Introduction to the types of business entities, their formation and taxation


“Nobody likes taxes, but they’ve been around forever. Taxes date back all the way back to the year one, when baby Jesus was visited by two wise men and an IRS agent, who demanded half the family’s frankincense.” -Jimmy Kimmel.

So there is nothing much we could do about existence of taxes and the fact that they are going to remain forever but what we could do is trying to know more about various options available when we start our business as to type of business structure available, their tax impact so that we go for one that best suits our circumstances. To start with, it will be interesting to go through the following to understand the types of business entities that are available.

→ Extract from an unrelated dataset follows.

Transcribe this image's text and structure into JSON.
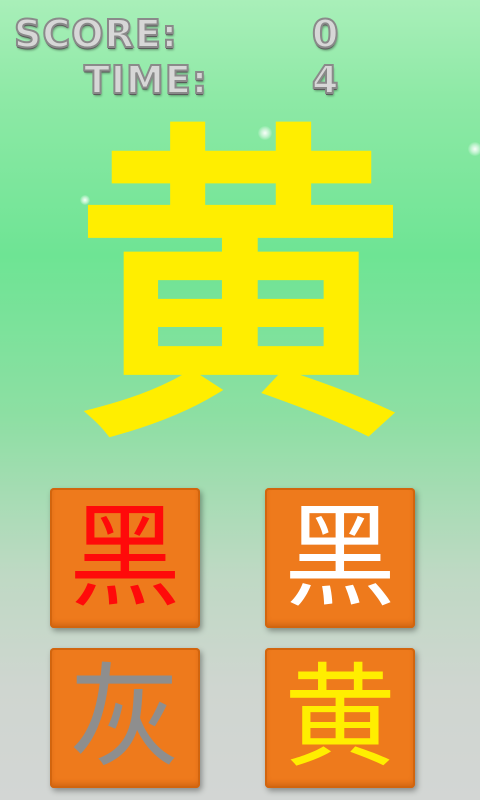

  1. Sole Proprietorship – Sole proprietorship refers to the form of business when someone in his/her individual capacity engages in to business activity. There are no legal formalities required to start sole proprietorship except that registration may be required with city or county. All the income from business as a sole proprietorship is reported on individual tax returns of the owner as income from business. The main advantage of this form of business is that it is simple to start. The disadvantage is that the individual is personally liable for the liabilities of the business.
  2. Partnerships – When two or more person join together to do business then it is called a partnership. Like sole proprietorship there are no legal formalities required to start a business in partnership. Typically partners enter in to a formal agreement that specifies the terms of the partnership. Partnerships are flow through entities which means that the income of the partnership is not taxed at partnership level and flows to individual tax returns of the partners for their respective share of income where they pay taxes for their respective share though partnership does need to file a separate tax return which is an information return. Partners are jointly and severally personally liable for the liabilities of the partnership. There are two kind of partnerships; general and limited partnership. In general partnership all the partners have unlimited liability whereas in limited partnership, which needs to have one general partner at least, only general partners have unlimited liability. Some states do permit LLP (limited liability partnerships) to protect the liability of general partners.
  3. Limited Liability Companies (LLC’s) – LLC is formed under the State law by filing charter of the Company with the Secretary of State. The owners of the LLC’s are called members. Some states allow one member LLC to be formed.  One member LLC is a disregarded entity as per the tax laws that means LLC does not file any separate tax returns and all the income of the LLC is reported on member’s personal tax returns. Two or more members LLC’s are taxed like partnerships i.e. they are flow through entities which means that the income of the LLC is not taxed at the corporate level and flows to individual tax returns of the members for their respective share of income where they pay taxes for their respective share though LLC does need to file a separate tax return which is an information return. LLC, with one or more members, can choose to be taxed as a C-Corporation by making a specific election with the IRS within the specified time limit. The liability of the members is limited.
  4. C Corporation – C-corporation is formed under state law by filing charter of the company with the Secretary of the State. The owners of the Corporation are called stockholders. The income of the C-Corporation is taxed at a corporate level and if any distribution is made to stockholder after tax paid income that also becomes subject to taxes as dividend income. The stockholder of C-corporation has limited liability.
  5. S Corporations- S Corporation is initially formed as a C-Corporation under state law by filing a charter document with the Secretary of State and thereafter, an election if filed with the IRS requesting the entity to be taxed as S Corporation. The owners are called stockholders and have limited liability. S Corporation is a flow through entity which means the income of the S Corporation is not taxed at corporate level and flows to individual tax returns of the partners for their respective share of income. S Corporation needs to file a separate return which is an information return.